Escrevi este texto para ser publicado no jornal. Mas, acabou muito longo e não tive paciência para enxugá-lo sem truncar o conteúdo. Aqui, está, portanto, neste espaço de plena liberdade de ideias... e de número de caracteres. ;)
Caro Apolinário
Borges de Garuva
“O fim de um mundo”, diz Alain Touraine, “não é o fim do mundo”. As grandes mudanças paradigmáticas por que tem passado a humanidade não significam tragédias, necessariamente.
Teu artigo “Estado de indigência” (A Notícia, 16/01/2011) parece um grito desesperado de alguém que estivesse ficando para trás, que submergisse inexoravelmente no mar da História, impotente diante das novas forças que se levantaram para redefinir os cenários da vida política, econômica e social. O povo (“subserviente”, como dizes) acabou finalmente decidindo – sem armas, sem violência, assim, meio na base do jeitinho brasileiro – que os rumos tinham de ser outros.
O Brasil, Apolinário, não é diferente de outras nações. Cada qual a seu tempo, elas foram arrancadas – pela força imperiosa do povo (“capado”, como dizes) – da paralisia histórica que as entrevava, para serem vertiginosamente encaixadas nos trilhos da mudança que as transformou para sempre. Foi assim, nos últimos séculos, com a Revolução Francesa e também – por que não? – com a Revolução Bolchevique, que acabou com os czares que vinham mantendo a Rússia 200 anos atrasada em relação aos outros países da Europa.
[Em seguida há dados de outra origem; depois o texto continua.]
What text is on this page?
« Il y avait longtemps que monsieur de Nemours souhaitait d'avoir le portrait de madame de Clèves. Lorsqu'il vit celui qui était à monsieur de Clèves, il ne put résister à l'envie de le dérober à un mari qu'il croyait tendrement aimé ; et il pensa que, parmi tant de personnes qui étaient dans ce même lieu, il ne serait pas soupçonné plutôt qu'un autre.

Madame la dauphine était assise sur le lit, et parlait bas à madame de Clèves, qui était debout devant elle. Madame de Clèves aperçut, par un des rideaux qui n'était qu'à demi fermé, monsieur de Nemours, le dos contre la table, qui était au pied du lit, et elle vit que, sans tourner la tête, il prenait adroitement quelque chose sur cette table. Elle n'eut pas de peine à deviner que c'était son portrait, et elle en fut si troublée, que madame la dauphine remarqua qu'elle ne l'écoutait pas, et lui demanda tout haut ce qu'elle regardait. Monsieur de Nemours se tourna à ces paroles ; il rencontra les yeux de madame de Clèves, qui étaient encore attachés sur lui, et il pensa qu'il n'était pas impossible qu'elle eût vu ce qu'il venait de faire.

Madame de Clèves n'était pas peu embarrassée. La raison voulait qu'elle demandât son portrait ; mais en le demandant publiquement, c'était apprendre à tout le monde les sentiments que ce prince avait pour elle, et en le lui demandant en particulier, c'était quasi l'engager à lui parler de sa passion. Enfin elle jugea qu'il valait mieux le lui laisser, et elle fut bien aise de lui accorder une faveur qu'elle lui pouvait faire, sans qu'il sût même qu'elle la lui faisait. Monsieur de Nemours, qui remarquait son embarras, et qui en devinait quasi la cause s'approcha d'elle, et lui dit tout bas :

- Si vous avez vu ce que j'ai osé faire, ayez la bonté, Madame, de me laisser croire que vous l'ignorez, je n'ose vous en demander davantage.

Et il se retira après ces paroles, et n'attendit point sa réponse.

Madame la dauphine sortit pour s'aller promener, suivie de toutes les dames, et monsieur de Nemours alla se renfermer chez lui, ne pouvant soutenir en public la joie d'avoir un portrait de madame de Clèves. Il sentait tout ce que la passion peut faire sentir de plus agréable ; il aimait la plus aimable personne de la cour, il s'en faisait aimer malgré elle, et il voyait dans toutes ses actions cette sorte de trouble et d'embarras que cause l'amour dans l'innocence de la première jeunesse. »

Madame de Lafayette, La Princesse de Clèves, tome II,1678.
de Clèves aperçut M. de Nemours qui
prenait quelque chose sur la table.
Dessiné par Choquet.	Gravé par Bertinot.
Tem sido assim em muitos países dominados por oligarquias insensatas que mantêm sua gente, por séculos, em estado de escravidão ou de colônia – e que de repente se vêm no mato-sem-cachorro, tendo de abandonar as riquezas ilegitimamente acumuladas e fugir, na calada da noite, com o rabo entre as pernas, para algum paraíso fiscal deste grande mercado em que se transformou o planeta.
Pois, no Brasil, caro historiador, não foi diferente – a não ser pelo estilo: aqui, o povo (“subserviente e capado”, como dizes) foi chegando devagarinho ao poder, foi entendendo que podia, que tinha lá o seu mecanismo de governar por meio de representantes, acatando princípios republicanos e democráticos e, empunhando a arma do voto, elegeu um operário e, agora, uma mulher, que, para infelicidade tua e de teus pares, não pertencem às oligarquias que sempre nos mantiveram subservientes e capados. O resultado foi muitíssimo melhor que o esperado, apesar das más heranças que temos tido de enfrentar (tu mesmo és testemunha: lembras dos tempos das “marolinhas” de que tanto tiraste sarro?).
Por mais que o governo popular não seja aquele sonho revolucionário que alguns desejariam (mesmo porque, ao que parece, já não estamos em tempos de revoluções febris), é, sim, a marca de uma grande mudança de paradigma na história do Brasil: embora não tenham ficado para trás definitivamente, as velhas oligarquias parece que se tornaram repentinamente obsoletas, ainda que seus cantos de cisne moribundo ecoem aqui e acolá, inclusive em vozes como a tua.
Teu texto lembra os discursos da minha juventude, nos bares da vida, em que, já avançada a madrugada, falseávamos estatísticas, conceitos, princípios, datas, fatos históricos e brandíamos acusações furiosas contra tudo e contra todos, com a facilidade irresponsável que a embriaguez nos facultava.
É isto: teu texto é falaz e irresponsável. Desabona inclusive os esforços mais sérios da resistência conservadora contra os avanços inegáveis do governo popular, que só não vê quem não quer... ou que não pode.